Massacre de Lidice : les Tchèques face à leur histoire

Lidice, photo: L’association Rozeznění

Fin janvier, la directrice du Mémorial de Lidice, Martina Lehmannová, a démissionné de son poste suite à une controverse avec le ministre de la Culture, ainsi qu’avec certains des derniers survivants du massacre de Lidice, village rasé par les nazis le 10 juin 1942. Très médiatisée, l’affaire a suscité un débat sur l’interprétation de l’histoire et sur la mémoire, souvent douloureuse, de la Seconde Guerre mondiale.

Lidice, photo: L’association Rozeznění
Tout a commencé par un reportage diffusé en juin 2019 par la Télévision tchèque. Vojtěch Kyncl de l’Institut d’histoire de l’Académie des Sciences y a révélé le destin oublié d’une certaine Štěpánka Mikešová, une femme d’origine juive qui a passé les premières années de la guerre à Lidice, jusqu’à sa déportation à Auschwitz qui a précédé de quelques jours le massacre du village. Au cours de ses recherches, le jeune historien a découvert dans les archives le témoignage d’un policier de Lidice, selon lequel Štěpánka Mikešová aurait été dénoncée à la gestapo par la propriétaire de son logement, Alžběta Doležalová.

Arrêtée à Lidice le 2 juin 1942 puis déportée à Auschwitz, Štěpánka Mikešová y est morte deux mois après. Le 10 juin, les nazis rasent la commune de Lidice, en représailles à l’attentat contre le Protecteur de Bohême-Moravie Reinhard Heydrich, exécutant sur place tous les hommes du village et déportant les femmes et les enfants en camps de concentration. Alžběta Doležalová est elle aussi déportée, mais elle survit et retourne en Tchécoslovaquie après la guerre, de même que sa fille Marie Šupíková, âgée aujourd’hui de 88 ans et qui vit dans le nouveau village de Lidice.

Mémorial de Lidice, photo: Ondřej Tomšů

Bien que l’histoire de Štěpánka soit connue des témoins de l’époque, aucune trace d’elle ne figure dans le musée de Lidice ni dans les expositions qui font partie du Mémorial, construit après la guerre l’emplacement du village rasé.

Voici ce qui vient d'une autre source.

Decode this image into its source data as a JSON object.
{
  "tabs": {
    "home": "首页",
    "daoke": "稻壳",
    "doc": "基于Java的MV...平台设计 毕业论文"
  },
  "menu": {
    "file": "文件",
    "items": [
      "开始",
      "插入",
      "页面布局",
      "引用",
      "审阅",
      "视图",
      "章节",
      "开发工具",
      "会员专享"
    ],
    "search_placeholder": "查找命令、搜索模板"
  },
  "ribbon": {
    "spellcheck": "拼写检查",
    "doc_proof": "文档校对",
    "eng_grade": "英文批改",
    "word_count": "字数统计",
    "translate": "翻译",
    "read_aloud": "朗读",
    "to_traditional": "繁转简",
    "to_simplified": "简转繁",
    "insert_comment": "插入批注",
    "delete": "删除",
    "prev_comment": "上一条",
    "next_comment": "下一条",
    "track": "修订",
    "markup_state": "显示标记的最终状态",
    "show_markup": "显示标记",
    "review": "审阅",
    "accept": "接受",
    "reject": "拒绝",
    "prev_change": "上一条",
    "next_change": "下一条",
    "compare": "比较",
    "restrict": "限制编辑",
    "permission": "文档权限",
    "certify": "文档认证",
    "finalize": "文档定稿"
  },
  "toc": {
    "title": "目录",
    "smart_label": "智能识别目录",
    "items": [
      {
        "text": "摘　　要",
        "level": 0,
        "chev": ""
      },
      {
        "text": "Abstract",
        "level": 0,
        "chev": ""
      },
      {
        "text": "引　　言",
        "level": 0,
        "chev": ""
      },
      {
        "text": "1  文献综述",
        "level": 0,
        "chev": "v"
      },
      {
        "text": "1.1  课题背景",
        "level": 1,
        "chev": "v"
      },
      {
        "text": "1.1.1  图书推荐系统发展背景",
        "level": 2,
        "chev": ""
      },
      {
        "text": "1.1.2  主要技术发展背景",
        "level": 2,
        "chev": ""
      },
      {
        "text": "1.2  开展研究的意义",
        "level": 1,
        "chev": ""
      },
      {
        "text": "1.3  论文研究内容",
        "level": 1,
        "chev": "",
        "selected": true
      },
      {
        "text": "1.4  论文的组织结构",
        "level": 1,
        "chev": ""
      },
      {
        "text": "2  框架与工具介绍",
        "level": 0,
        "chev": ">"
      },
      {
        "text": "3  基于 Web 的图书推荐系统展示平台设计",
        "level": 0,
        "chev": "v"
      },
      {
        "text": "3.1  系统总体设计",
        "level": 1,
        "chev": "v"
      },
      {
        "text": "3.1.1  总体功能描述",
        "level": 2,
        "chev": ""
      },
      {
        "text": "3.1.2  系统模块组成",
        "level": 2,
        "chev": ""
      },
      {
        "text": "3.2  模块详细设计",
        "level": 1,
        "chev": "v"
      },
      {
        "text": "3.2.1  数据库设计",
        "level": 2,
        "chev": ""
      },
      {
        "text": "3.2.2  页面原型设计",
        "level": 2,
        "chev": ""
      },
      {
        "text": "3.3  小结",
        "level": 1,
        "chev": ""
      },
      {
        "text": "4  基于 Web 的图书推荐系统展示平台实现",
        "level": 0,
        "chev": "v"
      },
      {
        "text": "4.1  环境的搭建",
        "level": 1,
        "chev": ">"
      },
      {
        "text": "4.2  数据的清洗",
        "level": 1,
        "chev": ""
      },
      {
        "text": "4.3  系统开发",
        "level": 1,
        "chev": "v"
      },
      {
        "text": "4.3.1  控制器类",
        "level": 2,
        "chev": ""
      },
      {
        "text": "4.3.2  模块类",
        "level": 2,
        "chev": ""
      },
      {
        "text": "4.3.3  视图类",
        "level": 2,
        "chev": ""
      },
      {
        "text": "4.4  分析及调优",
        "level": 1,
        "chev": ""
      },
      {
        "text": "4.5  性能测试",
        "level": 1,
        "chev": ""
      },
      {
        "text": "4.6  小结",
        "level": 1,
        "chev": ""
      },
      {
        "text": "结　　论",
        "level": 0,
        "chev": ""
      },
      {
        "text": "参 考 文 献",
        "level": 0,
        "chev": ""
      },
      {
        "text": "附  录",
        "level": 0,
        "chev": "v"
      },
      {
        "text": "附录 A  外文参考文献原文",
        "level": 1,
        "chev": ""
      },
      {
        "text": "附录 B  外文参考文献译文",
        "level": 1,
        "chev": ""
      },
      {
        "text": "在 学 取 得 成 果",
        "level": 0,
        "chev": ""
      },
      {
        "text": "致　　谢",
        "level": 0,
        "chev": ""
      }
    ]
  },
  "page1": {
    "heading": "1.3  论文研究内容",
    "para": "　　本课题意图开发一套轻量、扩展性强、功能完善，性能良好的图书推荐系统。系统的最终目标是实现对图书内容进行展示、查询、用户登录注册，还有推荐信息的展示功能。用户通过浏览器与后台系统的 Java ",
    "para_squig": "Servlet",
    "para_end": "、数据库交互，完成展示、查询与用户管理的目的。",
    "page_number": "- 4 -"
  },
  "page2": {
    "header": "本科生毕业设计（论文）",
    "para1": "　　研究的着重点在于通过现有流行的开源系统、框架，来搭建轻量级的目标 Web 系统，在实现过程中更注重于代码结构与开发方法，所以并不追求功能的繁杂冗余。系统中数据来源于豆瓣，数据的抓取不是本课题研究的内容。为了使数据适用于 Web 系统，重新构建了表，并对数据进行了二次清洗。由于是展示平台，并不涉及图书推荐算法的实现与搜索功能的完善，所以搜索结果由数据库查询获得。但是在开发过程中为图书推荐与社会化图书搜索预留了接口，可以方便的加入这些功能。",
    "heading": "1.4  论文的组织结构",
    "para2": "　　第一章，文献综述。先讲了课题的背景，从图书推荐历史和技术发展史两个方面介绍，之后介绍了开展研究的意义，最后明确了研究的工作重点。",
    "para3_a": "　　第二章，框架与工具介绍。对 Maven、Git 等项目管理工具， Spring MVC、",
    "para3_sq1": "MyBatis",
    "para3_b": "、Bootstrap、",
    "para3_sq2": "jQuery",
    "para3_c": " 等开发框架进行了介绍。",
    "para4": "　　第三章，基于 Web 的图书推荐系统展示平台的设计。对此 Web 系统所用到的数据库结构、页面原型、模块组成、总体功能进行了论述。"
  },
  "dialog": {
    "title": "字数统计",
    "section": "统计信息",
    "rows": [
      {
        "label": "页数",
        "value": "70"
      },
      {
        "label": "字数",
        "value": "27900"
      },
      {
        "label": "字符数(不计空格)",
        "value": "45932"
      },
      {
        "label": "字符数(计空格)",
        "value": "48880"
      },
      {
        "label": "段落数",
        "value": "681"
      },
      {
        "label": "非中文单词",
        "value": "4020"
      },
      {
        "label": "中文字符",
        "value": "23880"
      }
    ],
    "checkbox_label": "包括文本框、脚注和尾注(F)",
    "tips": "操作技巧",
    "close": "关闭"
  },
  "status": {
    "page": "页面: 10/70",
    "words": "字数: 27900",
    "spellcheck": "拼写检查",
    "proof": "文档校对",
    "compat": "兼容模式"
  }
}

Cette absence a surpris et intrigué l’historien Vojtěch Kyncl. L’information sur ‘une habitante oubliée de Lidice’ a figuré dans son travail de recherche, publié il y a cinq ans déjà. Mais ce n’est qu’après avoir été évoquée devant la caméra que cette histoire a suscité un tollé :

Vojtěch Kyncl, photo: Jan Ptáček, ČRo
« Ce qui m’a intéressé, ce n’était pas la dénonciation, à l’origine de la déportation de Štěpánka Mikešová, mais le fait qu’il existe une femme de Lidice qui ne figure pas sur la liste des habitants et dont le nom n’est pas évoqué non plus dans l’espace mémoriel. J’estime que cette femme liée à la tragédie de Lidice et assassinée par les nazis, ne doit pas être oubliée. »

Selon la maire actuelle de Lidice, citée dans les médias par l’ancienne directrice du Mémorial, cette absence s’explique par le fait « qu’en tant que Juive, Štěpánka Mikešová ne fait pas partie de la tragédie de Lidice ».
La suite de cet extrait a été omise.